Your flight price dropped after you booked — one of the most annoying things for a traveler. The good news is you're not always too late: in some cases you can claim the difference or rebook the ticket cheaper. Let's see what it depends on and how to act the right way.
🕒 The 24-hour free cancellation rule
Many people don't know that plenty of airlines allow free cancellation within 24 hours of booking. It's a strict law on U.S. flights (US DOT), but many major carriers (e.g. Lufthansa, Emirates, Qatar Airways) also offer this grace window voluntarily.
In practice that means: if the price drops within a few hours of buying, you can cancel the old booking and rebook cheaper. Always check the airline's exact policy before buying — not everyone offers this, and low-cost carriers often don't at all.
🎟️ Fare-difference refunds and vouchers
A full refund after 24 hours is rare, but some airlines offer a "price-drop" policy: if the fare on the same flight falls, they return the difference as a voucher (credit toward a future flight). This usually applies to flexible or premium fares, and almost never to basic fares.
If you get a voucher, note its expiry and conditions carefully — details are in the airline voucher and credit guide.
Fare class is decisive: a basic economy ticket almost never refunds, while a flex fare often changes for free. If the risk of price swings is high, a slightly pricier flexible fare can be worth it.
🧮 Cancel and rebook — when it's worth it
Sometimes it's better to cancel the old ticket and buy a new, cheaper one — but only when the money saved exceeds the cancellation or change fee. For example, if the price fell by $45 but the change fee is $55, rebooking is a loss.
Do the simple math: savings minus fee.

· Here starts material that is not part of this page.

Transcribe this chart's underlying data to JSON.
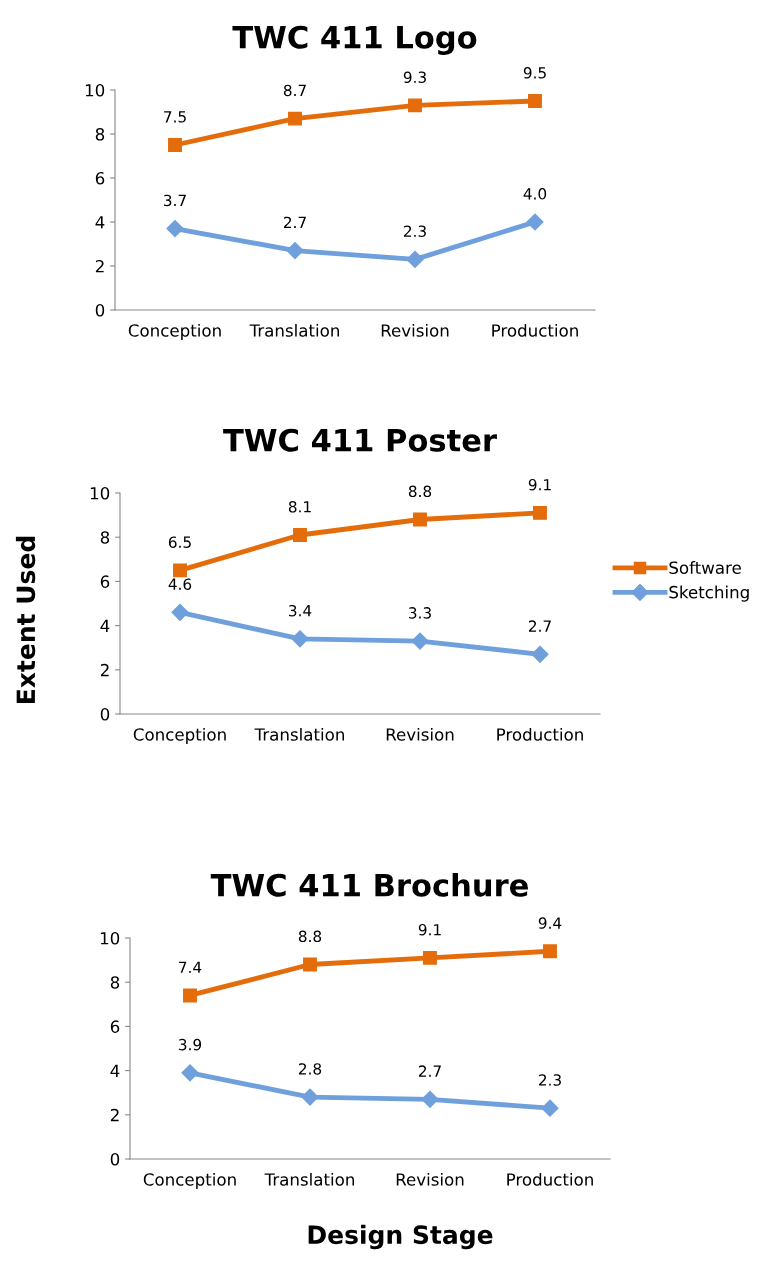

If the result is positive and meaningful, act; if not, keep your existing ticket. With low-cost carriers, cancelling is almost always a loss because they don't refund the fare.
Before rebooking, go all the way through the new ticket (including baggage) and only then cancel the old one — don't end up with no ticket if the price changes before you finish buying.
🔔 How to avoid price-drop regret
- Buy at the right time — not too early, not at the last minute; see when to buy tickets
- Turn on price alerts for your route so you don't miss a drop
- Learn about fare-prediction tools to time your purchase
- Flexible dates are often cheaper — see flexible-date savings
- Add the route to your favorites on Travel365 — you'll get a notification when the price drops
🔎 Find a cheap date with Travel365
The best cure for price-drop regret is buying smart in the first place. The Travel365 price calendar shows the price for every day of the month by color: green days are cheap, red are expensive. Shifting by a day or two sometimes saves 30-50%.
Before buying, compare a few dates and destinations on flight search — that way you're far less likely to be caught out by "it was cheaper a while ago."
Check the return leg separately too — sometimes two one-way tickets are cheaper than one round-trip, and when the price drops you only change a single leg.